Die drei Herausgeberinnen sind Diplom-Sozialarbeiterinnen/-pädagoginnen und bei Einrichtungen des evangelischen Glaubens in NRW und Bayern beschäftigt. Heike Moorland und Heidi Ott gehören zum Vorstand des Evangelischen Bundesfachverbandes Existenzsicherung und Teilhabe e.V. (EBET). Andrea Knoke ist Vorsitzendes des Fachausschusses Straffälligenhilfe von EBET. Zusätzlich ist sie Mediatorin und Regionalleitung von Bethel Süd. Heike Moorland ist zudem Juristin. Sie leitet das Berufsfeld berufliche und soziale Integration der Diakonie Rheinland-Westfalen-Lippe. Heidi Ott besitzt einen Abschluss als Betriebswirtin Sozialwesen. Sie ist als Referentin Straffälligenhilfe, Wohnungsnotfallhilfe und Schuldnerberatung im Diakonischen Werk der Evangelisch-Lutherischen Kirche in Bayern e.V. tätig.

Entstehungshintergrund

Bei der Veröffentlichung handelt es sich um eine ergänzte Zusammenfassung von Beiträgen, die für die Fachwoche Straffälligenhilfe im November 2022 erstellt wurden. Das Ziel des Buches ist es die „Vielfalt des Übergangsmanagements“ abzubilden (S. 8). Das Werk soll darstellen, wie „der Übergang in Freiheit gelingt oder verbessert werden kann“ (S. 7).

Aufbau und Inhalt

Das Buch ist in drei Abschnitte unterteilt: Grundlagen zum Übergangsmanagement (S. 9–70), Strukturen und Perspektiven des Übergangsmanagements (S. 71–96) und Praxisfelder (S. 103–120).

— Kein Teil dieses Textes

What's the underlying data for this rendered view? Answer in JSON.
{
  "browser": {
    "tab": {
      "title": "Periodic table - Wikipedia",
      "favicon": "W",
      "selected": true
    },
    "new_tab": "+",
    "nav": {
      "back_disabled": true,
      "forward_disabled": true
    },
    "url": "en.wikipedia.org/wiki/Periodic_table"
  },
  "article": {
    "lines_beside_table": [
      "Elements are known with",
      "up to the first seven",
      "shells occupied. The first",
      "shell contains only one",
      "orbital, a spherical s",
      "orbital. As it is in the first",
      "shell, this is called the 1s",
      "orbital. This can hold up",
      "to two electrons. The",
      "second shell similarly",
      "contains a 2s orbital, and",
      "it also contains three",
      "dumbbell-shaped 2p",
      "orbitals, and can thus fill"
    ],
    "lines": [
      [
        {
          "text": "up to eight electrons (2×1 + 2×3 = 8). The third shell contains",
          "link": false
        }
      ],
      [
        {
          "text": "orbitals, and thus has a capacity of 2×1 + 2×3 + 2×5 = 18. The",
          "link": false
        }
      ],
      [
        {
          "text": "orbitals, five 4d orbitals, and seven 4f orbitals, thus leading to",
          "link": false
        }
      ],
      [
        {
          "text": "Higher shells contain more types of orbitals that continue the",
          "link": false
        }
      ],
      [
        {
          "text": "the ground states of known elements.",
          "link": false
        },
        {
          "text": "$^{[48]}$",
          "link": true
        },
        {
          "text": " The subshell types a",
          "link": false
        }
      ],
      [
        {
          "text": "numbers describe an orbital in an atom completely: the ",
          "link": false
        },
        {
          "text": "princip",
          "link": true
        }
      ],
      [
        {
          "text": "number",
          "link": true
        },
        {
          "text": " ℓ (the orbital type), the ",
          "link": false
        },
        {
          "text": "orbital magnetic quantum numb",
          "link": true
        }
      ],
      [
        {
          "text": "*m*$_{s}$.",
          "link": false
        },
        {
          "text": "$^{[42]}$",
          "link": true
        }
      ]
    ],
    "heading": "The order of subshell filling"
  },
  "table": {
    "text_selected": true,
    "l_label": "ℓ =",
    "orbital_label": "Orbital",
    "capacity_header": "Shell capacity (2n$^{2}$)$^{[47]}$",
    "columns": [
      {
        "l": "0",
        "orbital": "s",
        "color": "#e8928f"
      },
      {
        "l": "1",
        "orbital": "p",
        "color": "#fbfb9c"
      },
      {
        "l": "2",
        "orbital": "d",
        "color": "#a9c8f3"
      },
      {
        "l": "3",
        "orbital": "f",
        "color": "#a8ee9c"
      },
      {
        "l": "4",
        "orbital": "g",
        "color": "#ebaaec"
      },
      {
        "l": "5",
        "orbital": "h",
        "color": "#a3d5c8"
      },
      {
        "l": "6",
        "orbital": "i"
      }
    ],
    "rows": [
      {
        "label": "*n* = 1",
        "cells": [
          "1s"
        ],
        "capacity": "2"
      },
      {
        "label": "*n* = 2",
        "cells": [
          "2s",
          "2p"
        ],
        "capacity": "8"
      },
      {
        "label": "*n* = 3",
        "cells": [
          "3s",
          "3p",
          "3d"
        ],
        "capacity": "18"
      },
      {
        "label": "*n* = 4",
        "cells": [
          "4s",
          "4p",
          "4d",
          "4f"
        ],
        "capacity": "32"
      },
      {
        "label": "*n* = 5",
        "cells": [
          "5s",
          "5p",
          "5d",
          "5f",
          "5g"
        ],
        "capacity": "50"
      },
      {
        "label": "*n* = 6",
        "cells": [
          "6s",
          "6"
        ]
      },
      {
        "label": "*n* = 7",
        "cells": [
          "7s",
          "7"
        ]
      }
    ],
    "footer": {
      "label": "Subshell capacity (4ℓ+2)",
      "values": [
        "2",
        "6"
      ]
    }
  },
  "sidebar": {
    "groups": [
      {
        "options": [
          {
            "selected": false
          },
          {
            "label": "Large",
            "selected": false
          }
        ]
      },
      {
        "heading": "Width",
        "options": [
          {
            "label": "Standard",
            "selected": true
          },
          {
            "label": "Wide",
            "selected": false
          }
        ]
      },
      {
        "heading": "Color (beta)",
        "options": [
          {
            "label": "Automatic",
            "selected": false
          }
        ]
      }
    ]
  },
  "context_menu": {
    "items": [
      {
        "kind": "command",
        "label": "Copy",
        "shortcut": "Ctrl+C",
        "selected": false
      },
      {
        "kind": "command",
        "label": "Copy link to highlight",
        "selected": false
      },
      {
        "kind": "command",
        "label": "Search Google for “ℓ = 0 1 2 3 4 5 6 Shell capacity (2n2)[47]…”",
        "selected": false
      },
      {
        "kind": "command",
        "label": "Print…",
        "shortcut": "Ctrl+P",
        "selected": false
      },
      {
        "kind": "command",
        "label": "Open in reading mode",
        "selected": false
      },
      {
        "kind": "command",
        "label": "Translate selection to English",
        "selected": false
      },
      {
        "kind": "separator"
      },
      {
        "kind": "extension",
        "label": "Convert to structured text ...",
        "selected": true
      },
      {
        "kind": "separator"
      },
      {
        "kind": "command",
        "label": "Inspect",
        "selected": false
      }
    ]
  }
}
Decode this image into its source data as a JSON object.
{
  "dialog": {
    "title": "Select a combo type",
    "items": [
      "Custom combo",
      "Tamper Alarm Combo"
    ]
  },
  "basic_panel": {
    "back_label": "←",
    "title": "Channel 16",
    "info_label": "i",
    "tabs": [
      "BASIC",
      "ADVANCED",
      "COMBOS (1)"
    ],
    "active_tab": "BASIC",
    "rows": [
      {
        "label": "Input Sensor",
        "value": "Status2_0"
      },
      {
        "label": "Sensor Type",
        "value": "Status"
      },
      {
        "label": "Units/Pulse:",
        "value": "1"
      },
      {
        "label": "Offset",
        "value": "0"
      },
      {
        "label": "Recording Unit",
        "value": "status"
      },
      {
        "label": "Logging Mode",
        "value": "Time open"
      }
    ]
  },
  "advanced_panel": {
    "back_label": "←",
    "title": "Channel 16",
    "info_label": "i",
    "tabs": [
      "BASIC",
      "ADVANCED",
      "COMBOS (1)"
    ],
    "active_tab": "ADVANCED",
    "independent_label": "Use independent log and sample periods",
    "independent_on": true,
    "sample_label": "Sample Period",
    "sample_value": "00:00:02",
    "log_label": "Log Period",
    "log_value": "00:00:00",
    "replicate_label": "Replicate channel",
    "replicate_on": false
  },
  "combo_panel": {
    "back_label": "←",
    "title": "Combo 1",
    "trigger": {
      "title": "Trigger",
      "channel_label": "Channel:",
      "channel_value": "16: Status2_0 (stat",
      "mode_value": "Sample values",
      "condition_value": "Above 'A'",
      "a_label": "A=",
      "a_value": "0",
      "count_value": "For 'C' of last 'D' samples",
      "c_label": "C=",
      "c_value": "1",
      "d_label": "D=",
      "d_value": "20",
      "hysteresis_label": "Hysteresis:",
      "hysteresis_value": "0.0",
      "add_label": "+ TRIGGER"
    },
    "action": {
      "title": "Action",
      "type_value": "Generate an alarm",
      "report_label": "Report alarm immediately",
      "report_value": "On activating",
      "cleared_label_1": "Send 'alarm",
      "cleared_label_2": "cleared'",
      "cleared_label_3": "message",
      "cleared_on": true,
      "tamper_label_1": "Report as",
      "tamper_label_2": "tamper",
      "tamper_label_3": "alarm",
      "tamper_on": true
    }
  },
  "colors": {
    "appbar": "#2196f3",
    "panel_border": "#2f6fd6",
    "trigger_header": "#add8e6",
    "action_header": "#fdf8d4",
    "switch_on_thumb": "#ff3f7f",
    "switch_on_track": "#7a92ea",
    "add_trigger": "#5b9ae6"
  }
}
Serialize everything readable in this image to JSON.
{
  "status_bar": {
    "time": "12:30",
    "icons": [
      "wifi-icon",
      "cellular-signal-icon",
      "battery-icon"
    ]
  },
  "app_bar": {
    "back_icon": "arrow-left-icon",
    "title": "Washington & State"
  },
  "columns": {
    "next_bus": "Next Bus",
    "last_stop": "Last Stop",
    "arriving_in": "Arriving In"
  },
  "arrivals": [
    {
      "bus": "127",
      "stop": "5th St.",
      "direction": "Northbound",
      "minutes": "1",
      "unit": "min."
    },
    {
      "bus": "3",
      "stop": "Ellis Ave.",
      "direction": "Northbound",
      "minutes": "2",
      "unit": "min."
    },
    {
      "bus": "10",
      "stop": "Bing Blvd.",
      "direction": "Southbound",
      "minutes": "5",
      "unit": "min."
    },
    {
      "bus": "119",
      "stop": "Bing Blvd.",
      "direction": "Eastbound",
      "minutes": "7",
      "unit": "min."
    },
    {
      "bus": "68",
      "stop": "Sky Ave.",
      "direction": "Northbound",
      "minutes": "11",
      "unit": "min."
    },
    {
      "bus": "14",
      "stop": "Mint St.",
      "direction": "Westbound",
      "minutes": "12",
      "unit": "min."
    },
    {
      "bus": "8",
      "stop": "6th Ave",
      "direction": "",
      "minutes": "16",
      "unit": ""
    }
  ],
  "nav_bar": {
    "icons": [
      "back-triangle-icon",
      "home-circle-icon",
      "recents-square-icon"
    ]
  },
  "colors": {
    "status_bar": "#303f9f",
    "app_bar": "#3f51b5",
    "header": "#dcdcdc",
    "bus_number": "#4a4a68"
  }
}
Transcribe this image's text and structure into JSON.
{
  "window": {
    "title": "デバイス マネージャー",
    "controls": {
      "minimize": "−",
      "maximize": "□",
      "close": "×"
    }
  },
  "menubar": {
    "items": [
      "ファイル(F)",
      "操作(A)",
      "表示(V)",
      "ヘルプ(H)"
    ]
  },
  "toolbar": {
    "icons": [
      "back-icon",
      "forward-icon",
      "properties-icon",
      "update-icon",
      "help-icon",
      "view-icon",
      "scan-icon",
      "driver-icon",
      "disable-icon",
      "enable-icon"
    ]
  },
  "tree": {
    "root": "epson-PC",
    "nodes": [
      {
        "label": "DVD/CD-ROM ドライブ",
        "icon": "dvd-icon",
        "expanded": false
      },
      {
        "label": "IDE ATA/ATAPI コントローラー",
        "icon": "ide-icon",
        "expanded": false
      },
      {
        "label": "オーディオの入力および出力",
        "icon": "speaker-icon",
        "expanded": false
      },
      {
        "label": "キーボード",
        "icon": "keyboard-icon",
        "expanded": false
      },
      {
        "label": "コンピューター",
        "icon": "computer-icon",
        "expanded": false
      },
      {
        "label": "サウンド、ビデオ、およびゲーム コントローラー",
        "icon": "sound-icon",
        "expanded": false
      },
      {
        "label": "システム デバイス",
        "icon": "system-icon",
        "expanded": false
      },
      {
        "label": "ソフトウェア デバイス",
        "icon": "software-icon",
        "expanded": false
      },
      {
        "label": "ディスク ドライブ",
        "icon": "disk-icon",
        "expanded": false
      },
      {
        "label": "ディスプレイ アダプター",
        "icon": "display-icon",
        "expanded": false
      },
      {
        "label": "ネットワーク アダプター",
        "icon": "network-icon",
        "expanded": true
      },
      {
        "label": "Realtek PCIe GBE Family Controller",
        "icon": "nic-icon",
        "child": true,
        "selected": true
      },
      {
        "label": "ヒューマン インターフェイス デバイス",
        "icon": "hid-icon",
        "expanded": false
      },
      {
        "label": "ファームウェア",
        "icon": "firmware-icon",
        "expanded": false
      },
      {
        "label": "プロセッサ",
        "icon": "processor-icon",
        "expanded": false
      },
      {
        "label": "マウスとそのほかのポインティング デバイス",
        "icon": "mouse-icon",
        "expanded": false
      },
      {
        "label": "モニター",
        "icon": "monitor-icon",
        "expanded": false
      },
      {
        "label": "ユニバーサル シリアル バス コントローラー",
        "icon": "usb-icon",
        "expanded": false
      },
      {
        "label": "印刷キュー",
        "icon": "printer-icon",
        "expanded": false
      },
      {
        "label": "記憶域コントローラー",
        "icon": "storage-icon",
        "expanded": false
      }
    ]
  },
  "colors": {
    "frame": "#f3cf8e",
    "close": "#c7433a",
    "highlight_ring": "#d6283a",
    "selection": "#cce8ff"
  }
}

Im ersten Abschnitt geht Eduard Matt auf den Forschungsstand zu Entlassungs- und Übergangsmanagement: Konzeption – Praktiken – Rahmenbedingungen ein. Er stellt Bezüge zur Rückfall- und Desistance-Forschung her und appelliert für eine integrationsorientierte Sozialarbeit. Er verortet die Umsetzung eines solchen Übergangsmanagements auf drei Ebenen: Klient:in (Beratung, Unterstützung, Qualifikation, Motivation), Organisationen (Justizvollzugsanstalt, insbesondere Sozialer Dienst, Jobcenter, Freie Straffälligenhilfe, Bewährungshilfe) und Gesellschaft (Integrationspolitik, Verbesserung der Bereitschaft der Gesellschaft Haftentlassene wiederaufzunehmen). Um dies umzusetzen, bedürfe es gemeinsamer Ziele der Institutionen und Professionen. Anerkennung und Respekt sowie hohe Fachlichkeit müssten die Grundlage sein. Zudem seien die notwendigen rechtlichen Rahmenbedingungen (u.a. Landesresozialisierungsgesetze) sicherzustellen und in der Praxis auch zu leben.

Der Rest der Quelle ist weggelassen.